遺産に不動産が含まれる場合、その不動産が不要である、遺産分割のため現金を捻出する、また相続税の納税資金を確保するなど様々な理由で、売却を検討するケースが多いようです。

このとき、税金を含め、不動産の売却による経済的負担がどれくらいかかるかを心配される方が少なくありません。

相続財産に不動産が含まれるとき、売却の際に意識すべき負担には以下のようなものがあります。

①不動産の処分自体にかかる費用
②不動産を処分したことで発生する税金
③不動産を処分したことで増加する経済的負担

そこで、相続した不動産を売却したときの経済的負担について解説します。

不動産の処分自体にかかる費用

固定資産税

被相続人が、亡くなる前まで固定資産税をきちんと支払っていたかは分かりません。これは不動産がある自治体に、相続人として問合せすることで確認することができます。

また、相続開始後、売却までの固定資産税は相続人が負担することになります。

固定資産税の納付書が手元にあれば税額がわかりますので、どのようにこれを清算するか、遺産分割と売却の前に相続人間で確認する必要があるでしょう。

仲介手数料

不動産の売却は、ふつう仲介業者に依頼することになると思います。当然ですが、売却すれば仲介業者に支払う仲介手数料が発生します。

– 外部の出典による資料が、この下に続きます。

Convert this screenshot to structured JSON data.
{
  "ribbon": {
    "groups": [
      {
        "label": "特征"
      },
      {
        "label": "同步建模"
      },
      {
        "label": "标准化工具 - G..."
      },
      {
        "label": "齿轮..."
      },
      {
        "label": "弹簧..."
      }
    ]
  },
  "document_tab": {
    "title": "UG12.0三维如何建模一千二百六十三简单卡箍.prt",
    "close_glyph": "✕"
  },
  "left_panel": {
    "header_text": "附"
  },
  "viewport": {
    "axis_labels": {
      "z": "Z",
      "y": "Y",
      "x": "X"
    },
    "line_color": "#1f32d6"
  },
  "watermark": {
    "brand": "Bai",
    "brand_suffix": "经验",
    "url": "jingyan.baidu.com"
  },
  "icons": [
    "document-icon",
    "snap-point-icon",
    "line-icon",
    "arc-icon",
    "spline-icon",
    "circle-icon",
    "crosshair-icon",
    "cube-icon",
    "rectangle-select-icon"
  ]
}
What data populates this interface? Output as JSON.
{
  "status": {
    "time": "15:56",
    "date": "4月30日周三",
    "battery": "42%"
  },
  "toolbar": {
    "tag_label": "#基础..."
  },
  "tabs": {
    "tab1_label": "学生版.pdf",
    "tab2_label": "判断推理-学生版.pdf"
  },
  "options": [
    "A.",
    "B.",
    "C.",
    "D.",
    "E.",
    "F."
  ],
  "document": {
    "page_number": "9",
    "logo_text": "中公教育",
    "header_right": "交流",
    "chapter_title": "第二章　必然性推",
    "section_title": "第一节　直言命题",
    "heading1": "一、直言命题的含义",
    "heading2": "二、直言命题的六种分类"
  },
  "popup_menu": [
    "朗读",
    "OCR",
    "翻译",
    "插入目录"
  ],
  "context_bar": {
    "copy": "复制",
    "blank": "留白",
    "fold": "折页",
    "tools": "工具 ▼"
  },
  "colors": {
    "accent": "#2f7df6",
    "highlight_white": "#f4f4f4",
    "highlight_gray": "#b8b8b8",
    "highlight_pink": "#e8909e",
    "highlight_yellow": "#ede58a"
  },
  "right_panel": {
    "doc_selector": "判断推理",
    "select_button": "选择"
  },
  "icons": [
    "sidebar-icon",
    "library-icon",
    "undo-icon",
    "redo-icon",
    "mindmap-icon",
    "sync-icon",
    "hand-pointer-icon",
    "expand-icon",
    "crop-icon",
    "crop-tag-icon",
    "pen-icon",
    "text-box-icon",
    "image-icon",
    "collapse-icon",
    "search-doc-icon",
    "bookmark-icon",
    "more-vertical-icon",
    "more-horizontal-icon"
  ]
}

一般的な仲介手数料は、売却価格(税抜)の3%+6万円です。

登記手数料

不動産を売却する場合、買主に対して不動産登記名義を変更しなければなりません。

この売却による名義変更は、司法書士に依頼します。司法書士の報酬に加えて、登記名義の変更にかかる税金(登録免許税)がかかります。通常、登録免許税込みの金額を司法書士に支払います。

例えば1500万円の土地であれば、登録免許税22万5000円+司法書士の報酬3万円~7万円程度が一般的です。

これは、あくまで「売買」の登記にかかる費用です。

売却の際の不動産名義が被相続人のままであれば、売却の前に「相続」の登記を経て相続人の名義にしてから売却する必要があります。

この相続登記の費用は、売買登記とは別にかかります。

先ほどの例で1500万円の土地であれば、登録免許税4万円+司法書士の報酬5万円~10万円が一般的です。ただし、相続人の数が多いと数十万円になるケースもあります。

残置物撤去費用

相続した不動産を売却して買主に引き渡すときには、不動産上にある不要物は全て撤去しなければなりません。

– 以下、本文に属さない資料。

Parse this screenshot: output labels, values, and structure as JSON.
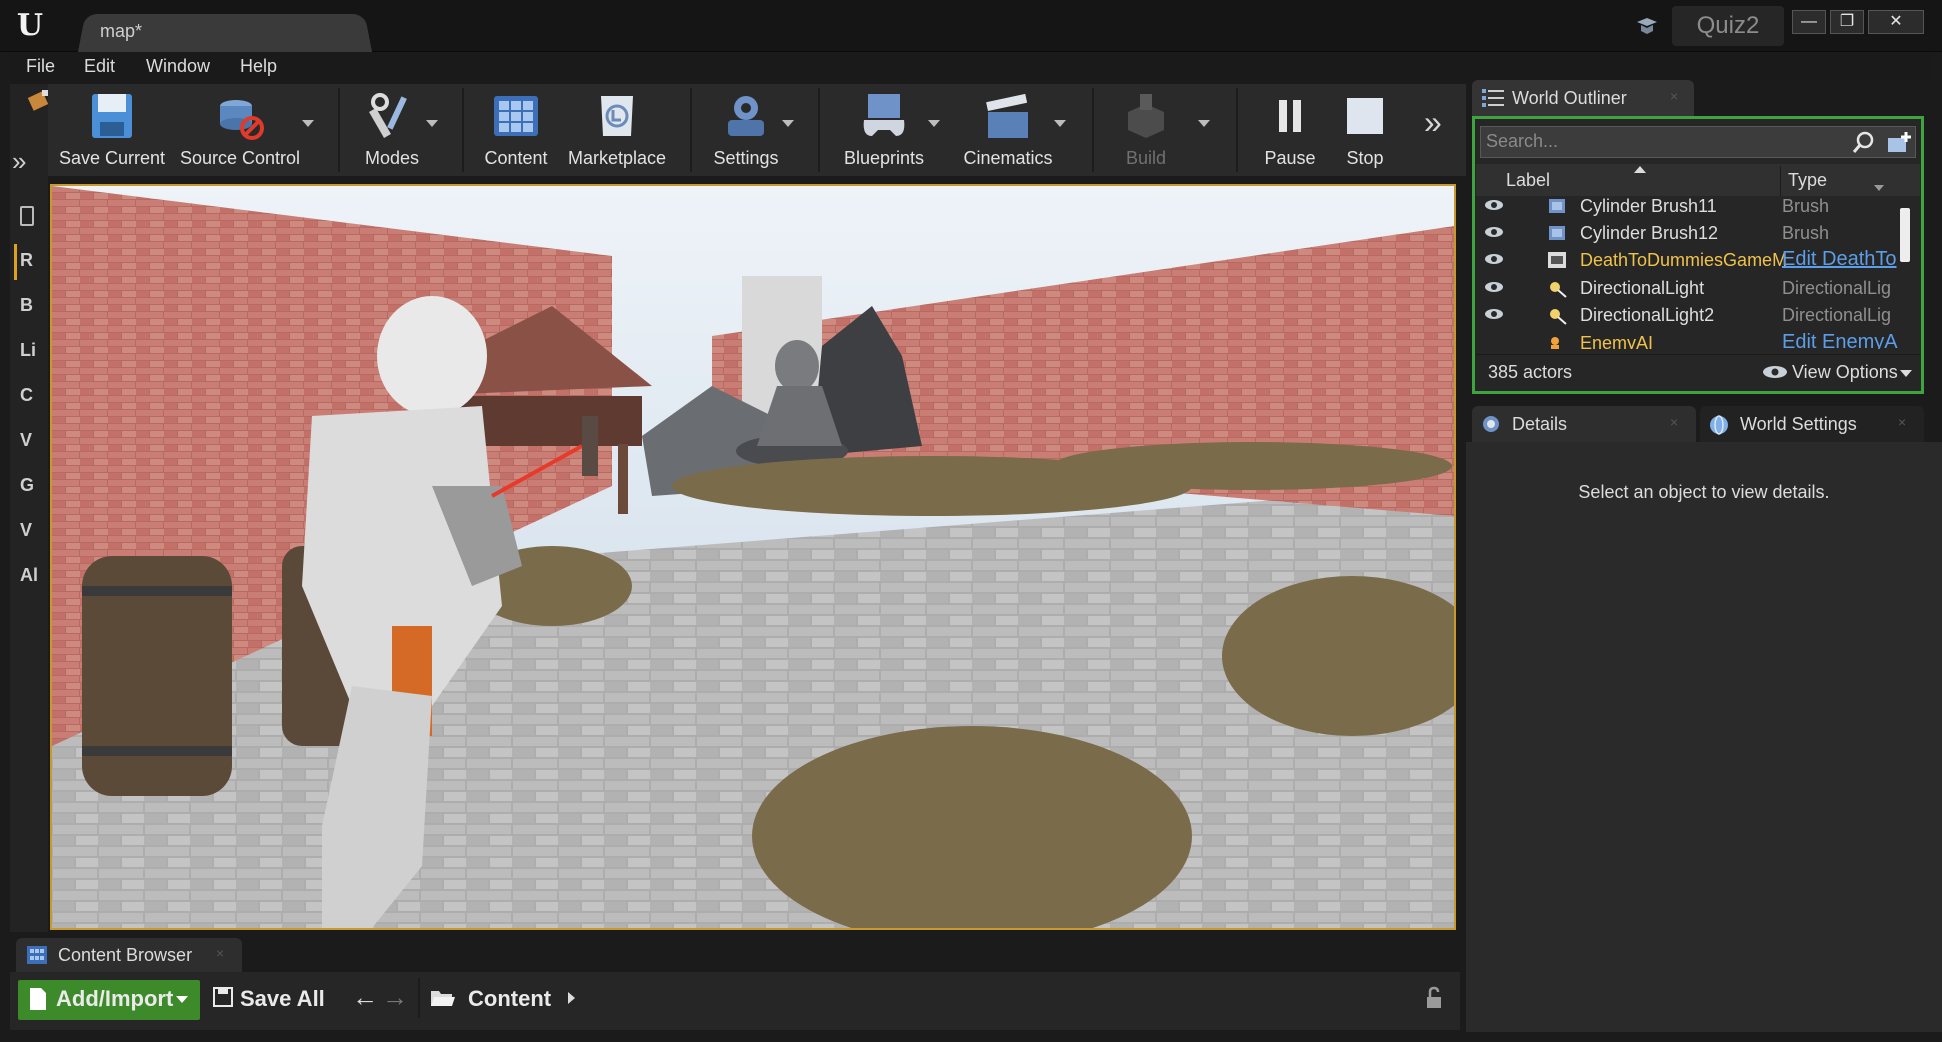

相続した不動産が被相続人の自宅であった場合、遺品がそのまま残っていることが多いですが、遺品整理業者に依頼して全て片付けてもらう必要があります。

遺品整理業者の撤去費用は、一般的には30万円~50万円程度です。

収入印紙

細かいですが、売買契約書には印紙税がかかりますので収入印紙の費用がかかります。普通の不動産売買では1万円が多いです。

不動産を相続し売却したことでかかる税金

相続財産に不動産が含まれるとき、売却までにかかる税金として相続税と譲渡所得税を意識する必要があります。

相続税

相続税は正確に言えば不動産を相続したことに対する税で、その後当該不動産を売却したことに対する税ではありません。

言い換えると相続税は、相続した不動産を売却してもしなくても発生するものです。

被相続人から財産を相続すると、その額に応じて相続税の支払いが発生します。

また、原則として相続税の申告は被相続人が死亡したことを知った(相続が開始したことを知った)日の翌日から10か月以内に行わなくてはなりません。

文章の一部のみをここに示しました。